Kimileri de verirken ıstırap çeker , çünkü onların yıkandıkları kutsanmış sulara ıstırap karışmıştır .
Kimileri verirken ne ıstırap çeker , ne bundan kendine bir mutluluk payı çıkarmak peşinde koşar, ne de vermenin erdemli bir davranış olduğunu düşünür .
Bunlar da, o uzak vadilerde açan küçük menekşeler,kokularını yeryüzüne nasıl sunuyorlarsa, öyle verenlerdir .
Tanrı, işte bu gibi kimselerin elleri aracılığıyla konuşur ve onların gözlerinin ardından yeryüzüne bakarak gülümser .
İstendiği zaman vermek iyidir, ancak ihtiyaç içinde olanın durumunu kavrayıp o istemeden vermek daha iyidir .
Eli açık bir kimse için, verebileceği bir şeyleri alacak eli bulmak, vermekten çok daha yüce bir mutluluktur .

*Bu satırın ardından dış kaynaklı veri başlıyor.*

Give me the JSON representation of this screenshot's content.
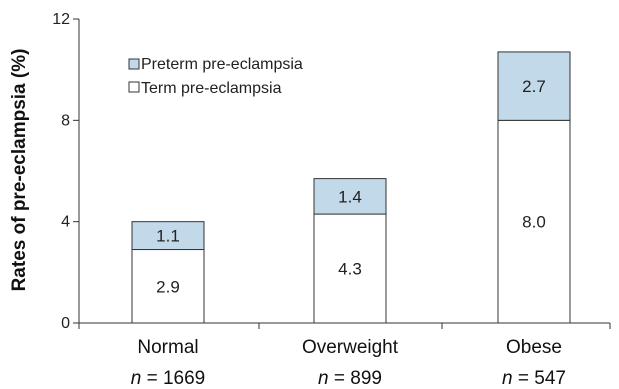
{
  "chart_data": {
    "type": "bar",
    "stacked": true,
    "ylabel": "Rates of pre-eclampsia (%)",
    "ylim": [
      0,
      12
    ],
    "yticks": [
      0,
      4,
      8,
      12
    ],
    "categories": [
      "Normal",
      "Overweight",
      "Obese"
    ],
    "n_prefix": "n",
    "n_values": [
      "= 1669",
      "= 899",
      "= 547"
    ],
    "series": [
      {
        "name": "Term pre-eclampsia",
        "values": [
          2.9,
          4.3,
          8.0
        ],
        "labels": [
          "2.9",
          "4.3",
          "8.0"
        ],
        "color": "#ffffff"
      },
      {
        "name": "Preterm pre-eclampsia",
        "values": [
          1.1,
          1.4,
          2.7
        ],
        "labels": [
          "1.1",
          "1.4",
          "2.7"
        ],
        "color": "#c2d9ea"
      }
    ],
    "legend": {
      "placement": "top-left",
      "entries": [
        "Preterm pre-eclampsia",
        "Term pre-eclampsia"
      ]
    },
    "grid": false
  }
}
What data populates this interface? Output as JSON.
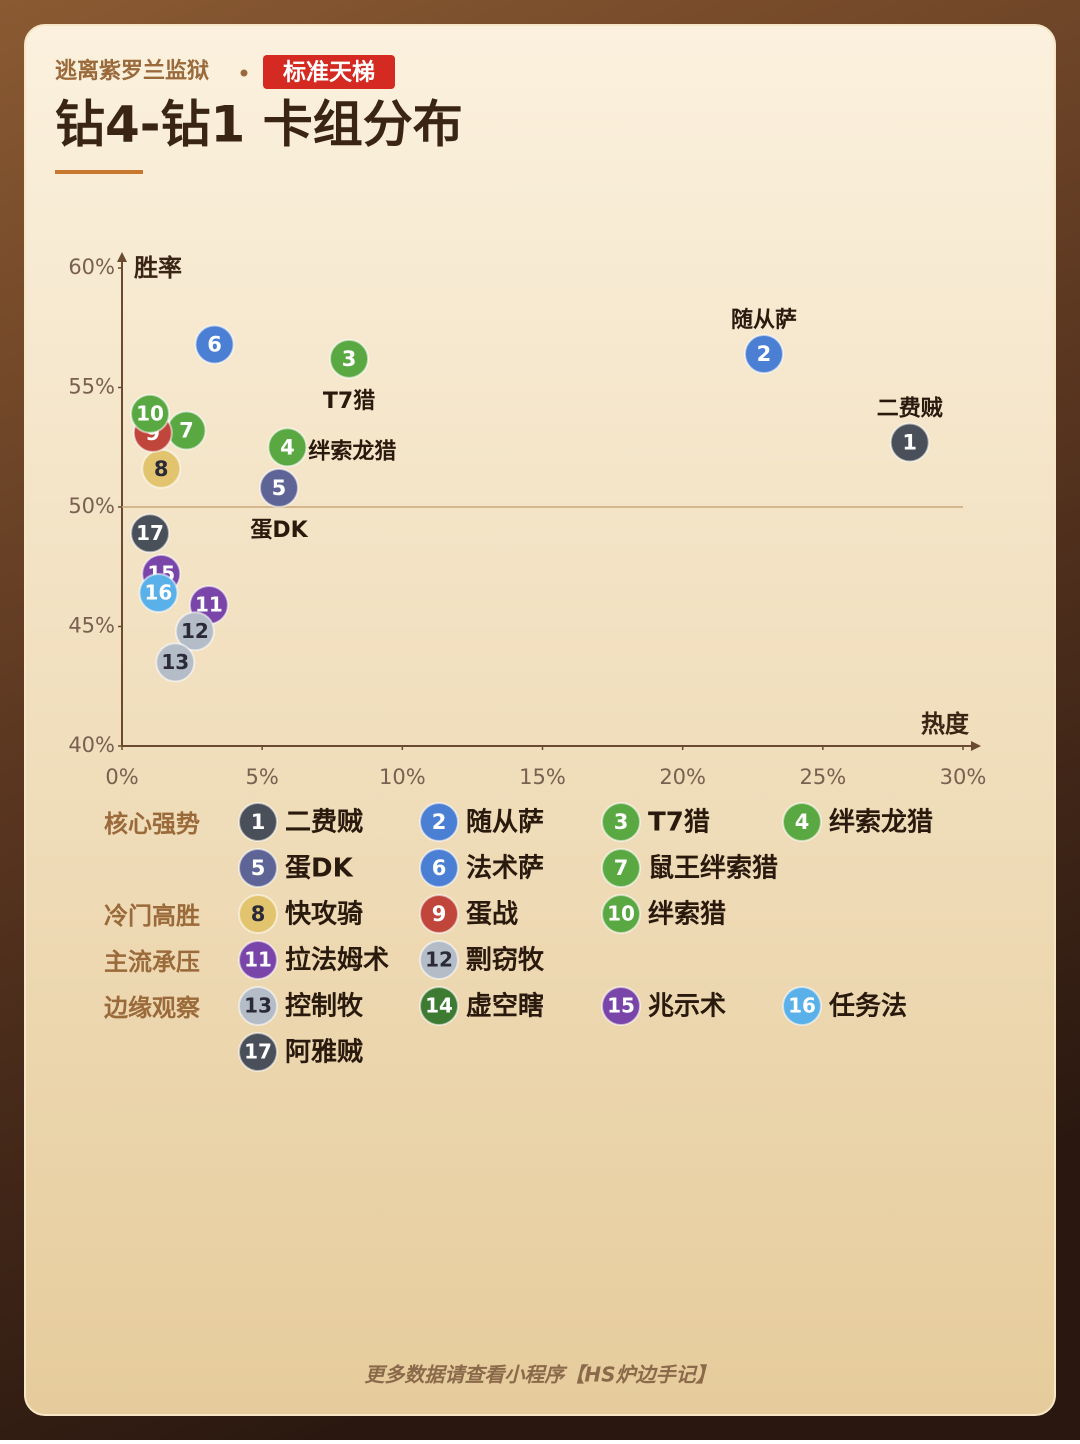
{
  "header": {
    "game": "逃离紫罗兰监狱",
    "mode": "标准天梯",
    "title": "钻4-钻1 卡组分布"
  },
  "chart_data": {
    "type": "scatter",
    "y_label": "胜率",
    "x_label": "热度",
    "xlim": [
      0,
      30
    ],
    "ylim": [
      40,
      60
    ],
    "xticks": [
      {
        "value": 0,
        "label": "0%"
      },
      {
        "value": 5,
        "label": "5%"
      },
      {
        "value": 10,
        "label": "10%"
      },
      {
        "value": 15,
        "label": "15%"
      },
      {
        "value": 20,
        "label": "20%"
      },
      {
        "value": 25,
        "label": "25%"
      },
      {
        "value": 30,
        "label": "30%"
      }
    ],
    "yticks": [
      {
        "value": 40,
        "label": "40%"
      },
      {
        "value": 45,
        "label": "45%"
      },
      {
        "value": 50,
        "label": "50%"
      },
      {
        "value": 55,
        "label": "55%"
      },
      {
        "value": 60,
        "label": "60%"
      }
    ],
    "reference_line": 50,
    "groups": [
      {
        "name": "核心强势",
        "points": [
          {
            "id": 1,
            "name": "二费贼",
            "color": "#4a5059",
            "x": 28.1,
            "y": 52.7,
            "callout": "above"
          },
          {
            "id": 2,
            "name": "随从萨",
            "color": "#4a7fd4",
            "x": 22.9,
            "y": 56.4,
            "callout": "above"
          },
          {
            "id": 3,
            "name": "T7猎",
            "color": "#5aa842",
            "x": 8.1,
            "y": 56.2,
            "callout": "below"
          },
          {
            "id": 4,
            "name": "绊索龙猎",
            "color": "#5aa842",
            "x": 5.9,
            "y": 52.5,
            "callout": "right"
          },
          {
            "id": 5,
            "name": "蛋DK",
            "color": "#5f6496",
            "x": 5.6,
            "y": 50.8,
            "callout": "below"
          },
          {
            "id": 6,
            "name": "法术萨",
            "color": "#4a7fd4",
            "x": 3.3,
            "y": 56.8
          },
          {
            "id": 7,
            "name": "鼠王绊索猎",
            "color": "#5aa842",
            "x": 2.3,
            "y": 53.2
          }
        ]
      },
      {
        "name": "冷门高胜",
        "points": [
          {
            "id": 8,
            "name": "快攻骑",
            "color": "#e2c46e",
            "x": 1.4,
            "y": 51.6
          },
          {
            "id": 9,
            "name": "蛋战",
            "color": "#c0463c",
            "x": 1.1,
            "y": 53.1
          },
          {
            "id": 10,
            "name": "绊索猎",
            "color": "#5aa842",
            "x": 1.0,
            "y": 53.9
          }
        ]
      },
      {
        "name": "主流承压",
        "points": [
          {
            "id": 11,
            "name": "拉法姆术",
            "color": "#7a45a8",
            "x": 3.1,
            "y": 45.9
          },
          {
            "id": 12,
            "name": "剽窃牧",
            "color": "#b4bcc8",
            "x": 2.6,
            "y": 44.8
          }
        ]
      },
      {
        "name": "边缘观察",
        "points": [
          {
            "id": 13,
            "name": "控制牧",
            "color": "#b4bcc8",
            "x": 1.9,
            "y": 43.5
          },
          {
            "id": 14,
            "name": "虚空瞎",
            "color": "#3d7a32",
            "x": null,
            "y": null
          },
          {
            "id": 15,
            "name": "兆示术",
            "color": "#7a45a8",
            "x": 1.4,
            "y": 47.2
          },
          {
            "id": 16,
            "name": "任务法",
            "color": "#5ab0e8",
            "x": 1.3,
            "y": 46.4
          },
          {
            "id": 17,
            "name": "阿雅贼",
            "color": "#4a5059",
            "x": 1.0,
            "y": 48.9
          }
        ]
      }
    ]
  },
  "footer": "更多数据请查看小程序【HS炉边手记】"
}
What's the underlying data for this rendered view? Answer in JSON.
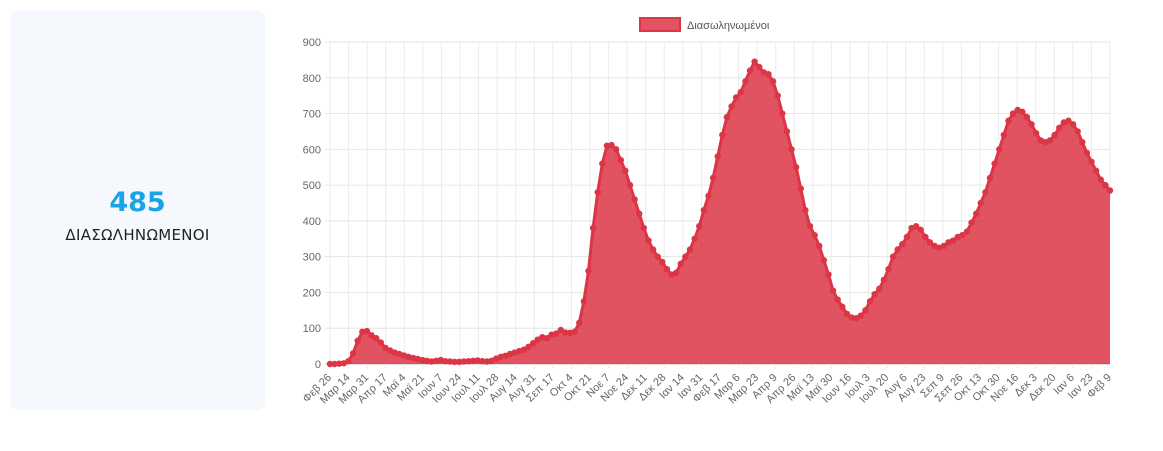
{
  "stat": {
    "value": "485",
    "label": "ΔΙΑΣΩΛΗΝΩΜΕΝΟΙ",
    "value_color": "#1aa3e8"
  },
  "chart_data": {
    "type": "area",
    "series": [
      {
        "name": "Διασωληνωμένοι",
        "color": "#dc3545",
        "fill": "#dc3545",
        "values": [
          0,
          0,
          1,
          2,
          8,
          30,
          65,
          90,
          92,
          80,
          72,
          60,
          45,
          38,
          32,
          28,
          24,
          20,
          17,
          14,
          11,
          9,
          7,
          9,
          11,
          8,
          7,
          6,
          6,
          7,
          8,
          9,
          10,
          8,
          7,
          9,
          15,
          20,
          23,
          28,
          32,
          36,
          40,
          48,
          58,
          68,
          75,
          72,
          82,
          85,
          95,
          88,
          87,
          90,
          115,
          175,
          260,
          380,
          480,
          560,
          610,
          612,
          600,
          570,
          540,
          500,
          460,
          420,
          380,
          345,
          320,
          300,
          285,
          265,
          250,
          255,
          280,
          300,
          320,
          350,
          385,
          430,
          470,
          520,
          580,
          640,
          690,
          720,
          745,
          760,
          790,
          820,
          845,
          830,
          815,
          810,
          790,
          750,
          700,
          650,
          600,
          550,
          490,
          430,
          385,
          360,
          330,
          290,
          250,
          205,
          180,
          160,
          140,
          130,
          128,
          135,
          150,
          175,
          195,
          210,
          235,
          265,
          300,
          320,
          335,
          355,
          380,
          385,
          375,
          355,
          340,
          330,
          325,
          330,
          340,
          345,
          355,
          360,
          370,
          395,
          420,
          450,
          480,
          520,
          560,
          600,
          640,
          680,
          700,
          710,
          705,
          690,
          670,
          645,
          625,
          620,
          625,
          640,
          660,
          675,
          680,
          670,
          650,
          620,
          590,
          565,
          540,
          515,
          500,
          485
        ]
      }
    ],
    "x_ticks": [
      "Φεβ 26",
      "Μαρ 14",
      "Μαρ 31",
      "Απρ 17",
      "Μαϊ 4",
      "Μαϊ 21",
      "Ιουν 7",
      "Ιουν 24",
      "Ιουλ 11",
      "Ιουλ 28",
      "Αυγ 14",
      "Αυγ 31",
      "Σεπ 17",
      "Οκτ 4",
      "Οκτ 21",
      "Νοε 7",
      "Νοε 24",
      "Δεκ 11",
      "Δεκ 28",
      "Ιαν 14",
      "Ιαν 31",
      "Φεβ 17",
      "Μαρ 6",
      "Μαρ 23",
      "Απρ 9",
      "Απρ 26",
      "Μαϊ 13",
      "Μαϊ 30",
      "Ιουν 16",
      "Ιουλ 3",
      "Ιουλ 20",
      "Αυγ 6",
      "Αυγ 23",
      "Σεπ 9",
      "Σεπ 26",
      "Οκτ 13",
      "Οκτ 30",
      "Νοε 16",
      "Δεκ 3",
      "Δεκ 20",
      "Ιαν 6",
      "Ιαν 23",
      "Φεβ 9"
    ],
    "y_ticks": [
      0,
      100,
      200,
      300,
      400,
      500,
      600,
      700,
      800,
      900
    ],
    "ylim": [
      0,
      900
    ],
    "grid": true,
    "legend_position": "top"
  }
}
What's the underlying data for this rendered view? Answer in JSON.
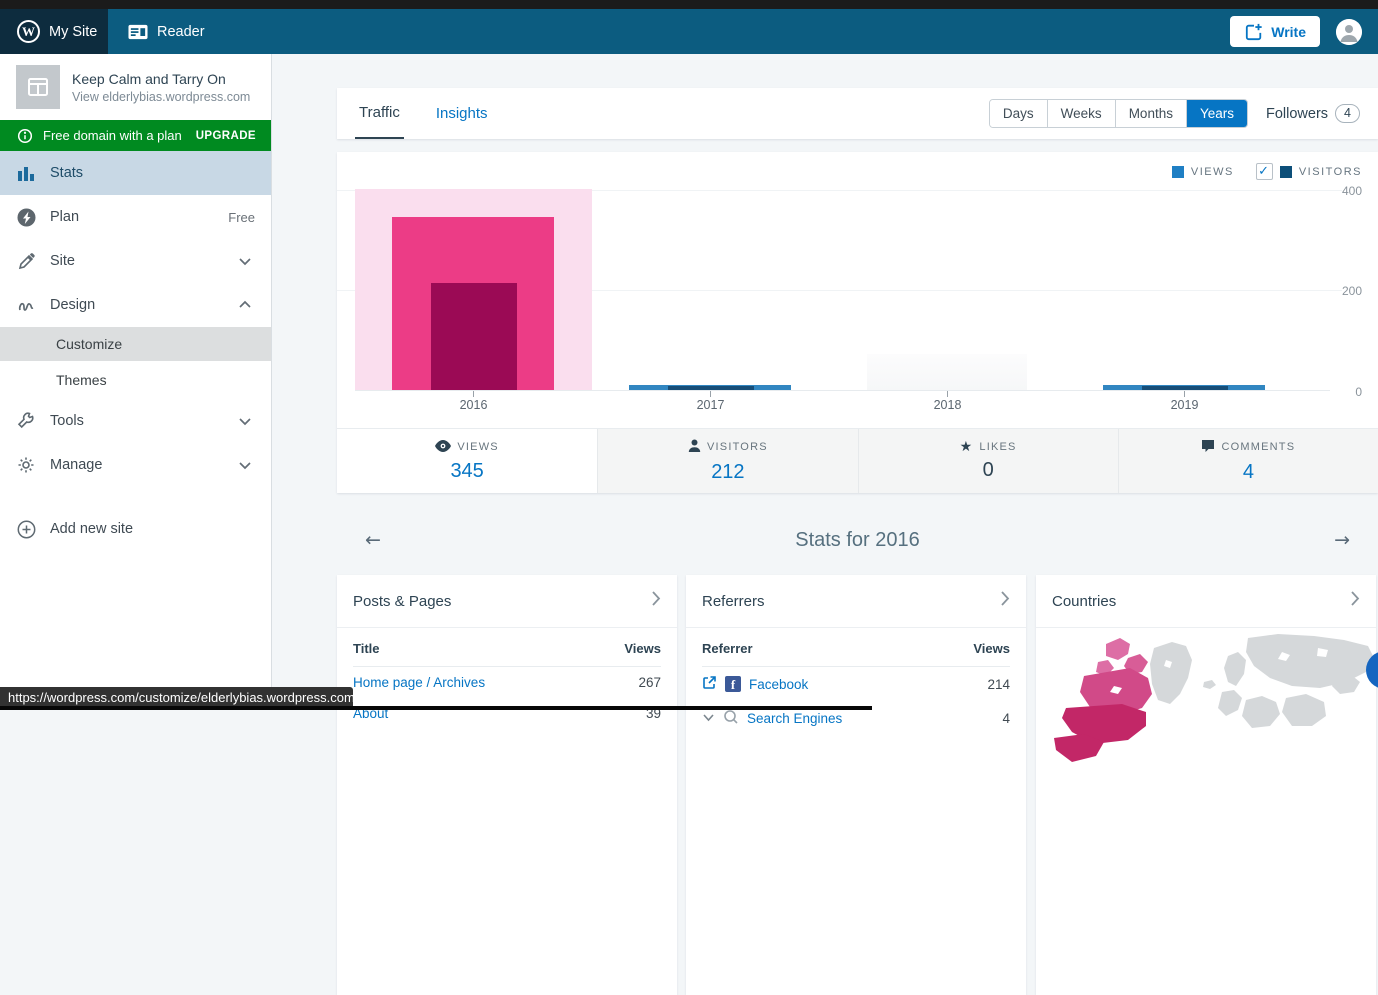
{
  "masthead": {
    "my_site": "My Site",
    "reader": "Reader",
    "write": "Write"
  },
  "sidebar": {
    "site_title": "Keep Calm and Tarry On",
    "site_url": "View elderlybias.wordpress.com",
    "banner": {
      "text": "Free domain with a plan",
      "action": "UPGRADE"
    },
    "items": [
      {
        "label": "Stats",
        "active": true
      },
      {
        "label": "Plan",
        "badge": "Free"
      },
      {
        "label": "Site",
        "chevron": "down"
      },
      {
        "label": "Design",
        "chevron": "up"
      },
      {
        "label": "Customize",
        "sub": true,
        "active": true
      },
      {
        "label": "Themes",
        "sub": true
      },
      {
        "label": "Tools",
        "chevron": "down"
      },
      {
        "label": "Manage",
        "chevron": "down"
      }
    ],
    "add_new_site": "Add new site"
  },
  "statsnav": {
    "tabs": [
      {
        "label": "Traffic",
        "active": true
      },
      {
        "label": "Insights"
      }
    ],
    "periods": [
      "Days",
      "Weeks",
      "Months",
      "Years"
    ],
    "active_period": "Years",
    "followers_label": "Followers",
    "followers_count": "4"
  },
  "chart_data": {
    "type": "bar",
    "categories": [
      "2016",
      "2017",
      "2018",
      "2019"
    ],
    "series": [
      {
        "name": "Views",
        "values": [
          345,
          10,
          0,
          10
        ]
      },
      {
        "name": "Visitors",
        "values": [
          212,
          8,
          0,
          8
        ]
      }
    ],
    "selected_category": "2016",
    "ylim": [
      0,
      400
    ],
    "yticks": [
      400,
      200,
      0
    ],
    "ytick_labels": [
      "400",
      "200",
      "0"
    ],
    "legend": [
      "VIEWS",
      "VISITORS"
    ],
    "legend_position": "top-right",
    "note": "2017 and 2019 values estimated from very small bars; 2016 is the selected (pink) year; 2018 shows only a faint placeholder bar."
  },
  "summary": {
    "items": [
      {
        "label": "VIEWS",
        "value": "345",
        "selected": true
      },
      {
        "label": "VISITORS",
        "value": "212"
      },
      {
        "label": "LIKES",
        "value": "0",
        "muted": true
      },
      {
        "label": "COMMENTS",
        "value": "4"
      }
    ]
  },
  "period_nav": {
    "title": "Stats for 2016"
  },
  "modules": {
    "posts": {
      "title": "Posts & Pages",
      "col_left": "Title",
      "col_right": "Views",
      "rows": [
        {
          "title": "Home page / Archives",
          "views": "267"
        },
        {
          "title": "About",
          "views": "39"
        }
      ]
    },
    "referrers": {
      "title": "Referrers",
      "col_left": "Referrer",
      "col_right": "Views",
      "rows": [
        {
          "title": "Facebook",
          "views": "214",
          "icon": "facebook"
        },
        {
          "title": "Search Engines",
          "views": "4",
          "icon": "search-engines"
        }
      ]
    },
    "countries": {
      "title": "Countries"
    }
  },
  "statusbar": {
    "url": "https://wordpress.com/customize/elderlybias.wordpress.com"
  },
  "colors": {
    "accent_blue": "#0675c4",
    "masthead": "#0c5c80",
    "masthead_selected": "#0d2c3e",
    "banner_green": "#008a20",
    "views_bar": "#3186c1",
    "visitors_bar": "#174e78",
    "views_bar_selected": "#ec3c86",
    "visitors_bar_selected": "#9b0a55",
    "selected_column_highlight": "#fadeee",
    "placeholder_bar": "#f6f7f8"
  }
}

Hem, kişinin sonsuza dek elinde tutabileceği bir nesne var mı ki ?
Bugün elde olanlar, bir gün gelecek, mutlaka başka ellere verilecektir .
Öyleyse şimdiden verebilmek varken, vermek mevsiminin varislere kalmasını beklemek niye ?
“Vermek isterim ama verdiklerim yerini bulmalı,değmeli.” der durursunuz .
Oysa meyve bahçenizdeki ağaçlar ve çayırlara saldığınız davarlar böyle söylemiyorlar .
Onlar yaşamak için veriyorlar , çünkü vermezlerse ölür ,yiterler .
Günleri ve geceleri yaşamaya değer görülmüş bir kimse vereceklerinizi alabilmeye de değer durumdadır elbette .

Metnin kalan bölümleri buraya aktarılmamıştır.